Although you can easily build a great home lab on a flat network with any old cheap switch, the ability to experiment with more advanced features is highly desirable. My requirements for a managed switch were:
Passive cooling (for silent operation)
Low power consumption
Minimum of 8x 1 gigabit ports (or preferably more)
I am studying for a few Cisco exams over the next year so a Cisco branded router would be preferential
After a great suggestion from Jasper and reading an article by Vladan I ended up going for the ten port Cisco SG300-10.
This 10-port switch will allow for:
1-2 ports per NUC (for 2-4 NUC boxes)
2 LACP enabled ports for the Synology lab storage
2 ports for my personal data storage server (might replace this with a second mid-range Synology NAS later)
2 uplink ports (In my case for a router and a second wireless access point)

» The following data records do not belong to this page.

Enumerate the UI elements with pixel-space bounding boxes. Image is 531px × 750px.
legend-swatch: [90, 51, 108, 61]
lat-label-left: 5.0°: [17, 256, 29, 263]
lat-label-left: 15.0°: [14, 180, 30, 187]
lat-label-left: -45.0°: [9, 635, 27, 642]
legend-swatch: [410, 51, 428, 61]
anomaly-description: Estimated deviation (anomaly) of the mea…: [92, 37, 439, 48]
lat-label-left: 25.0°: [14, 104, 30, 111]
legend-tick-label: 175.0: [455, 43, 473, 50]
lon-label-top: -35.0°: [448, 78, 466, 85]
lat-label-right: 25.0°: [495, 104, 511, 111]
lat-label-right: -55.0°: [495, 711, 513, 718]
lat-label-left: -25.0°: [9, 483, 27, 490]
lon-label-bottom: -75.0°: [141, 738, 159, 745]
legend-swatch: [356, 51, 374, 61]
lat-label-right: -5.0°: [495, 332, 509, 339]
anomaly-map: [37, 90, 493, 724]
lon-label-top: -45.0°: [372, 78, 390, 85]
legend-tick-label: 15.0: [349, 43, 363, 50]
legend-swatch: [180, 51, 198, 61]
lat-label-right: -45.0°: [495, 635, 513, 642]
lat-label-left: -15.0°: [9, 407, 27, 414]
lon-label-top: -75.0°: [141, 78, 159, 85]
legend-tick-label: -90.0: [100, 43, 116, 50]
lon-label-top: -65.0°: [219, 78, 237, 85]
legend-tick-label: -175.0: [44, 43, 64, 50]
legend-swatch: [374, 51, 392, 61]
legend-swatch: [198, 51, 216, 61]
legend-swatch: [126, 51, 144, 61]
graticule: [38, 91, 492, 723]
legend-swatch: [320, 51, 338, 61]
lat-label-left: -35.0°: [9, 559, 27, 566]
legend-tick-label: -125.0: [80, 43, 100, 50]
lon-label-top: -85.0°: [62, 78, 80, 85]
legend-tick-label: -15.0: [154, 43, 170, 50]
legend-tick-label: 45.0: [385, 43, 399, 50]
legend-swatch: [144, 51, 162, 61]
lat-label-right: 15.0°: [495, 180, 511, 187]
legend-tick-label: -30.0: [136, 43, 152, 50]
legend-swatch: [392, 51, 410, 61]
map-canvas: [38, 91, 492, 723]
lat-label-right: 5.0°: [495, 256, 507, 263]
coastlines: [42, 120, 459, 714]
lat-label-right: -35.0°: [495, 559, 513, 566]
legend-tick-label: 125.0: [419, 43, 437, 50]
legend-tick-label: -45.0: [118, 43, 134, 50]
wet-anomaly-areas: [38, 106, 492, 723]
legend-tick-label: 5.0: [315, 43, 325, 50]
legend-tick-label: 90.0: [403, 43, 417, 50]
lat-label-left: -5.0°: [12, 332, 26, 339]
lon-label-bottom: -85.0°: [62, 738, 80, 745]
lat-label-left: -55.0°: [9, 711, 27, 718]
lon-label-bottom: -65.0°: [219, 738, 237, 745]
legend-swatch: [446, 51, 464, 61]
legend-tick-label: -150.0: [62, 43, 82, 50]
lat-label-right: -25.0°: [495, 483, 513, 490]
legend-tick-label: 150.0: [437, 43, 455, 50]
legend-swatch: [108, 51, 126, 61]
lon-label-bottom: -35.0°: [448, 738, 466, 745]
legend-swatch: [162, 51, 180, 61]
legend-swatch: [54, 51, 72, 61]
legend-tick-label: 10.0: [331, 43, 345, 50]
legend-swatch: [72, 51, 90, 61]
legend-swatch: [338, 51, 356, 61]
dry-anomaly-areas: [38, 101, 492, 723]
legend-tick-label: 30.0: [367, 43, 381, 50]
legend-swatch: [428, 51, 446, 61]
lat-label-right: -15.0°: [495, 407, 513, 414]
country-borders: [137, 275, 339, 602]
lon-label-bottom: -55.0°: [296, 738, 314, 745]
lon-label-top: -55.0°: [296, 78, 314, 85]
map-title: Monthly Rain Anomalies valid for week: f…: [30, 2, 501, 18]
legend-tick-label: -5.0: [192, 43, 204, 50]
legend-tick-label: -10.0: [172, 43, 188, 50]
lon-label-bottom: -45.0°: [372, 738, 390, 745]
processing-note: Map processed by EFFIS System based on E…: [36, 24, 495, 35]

This switch is passively cooled, only uses around 10w power, and as an added bonus Cisco include a limited lifetime warranty! Great if you are going to invest that much in a switch for home!
“As long as the original End User continues to own or use the Product, provided that: fan and power supply warranty is limited to five (5) years. In the event of discontinuance of product manufacture, Cisco warranty support is limited to five (5) years from the announcement of discontinuance.” http://www.cisco.com/en/US/docs/general/warranty/English/LH2DEN__.html
If I had been going for a switch purely on cost I would probably have chosen one of the HP models as these have some great bang for your buck, but I did want to stick to a Cisco branded one. I would also have loved to go for the PoE model so I could plug in a VoiP phone later, but the cost for the SG300-10P / MP was at least 50% more, and power consumption would be higher, even when idle.
The entire NanoLab setup above of 2 NUC boxes, DS412+ and SG300-10 in total take up about the same volume of space as a large shoe box, are virtually silent, and combine for an idle power level of 50-60 watts, and under 100 watts even under load. That’s less than a couple of halogen light bulbs!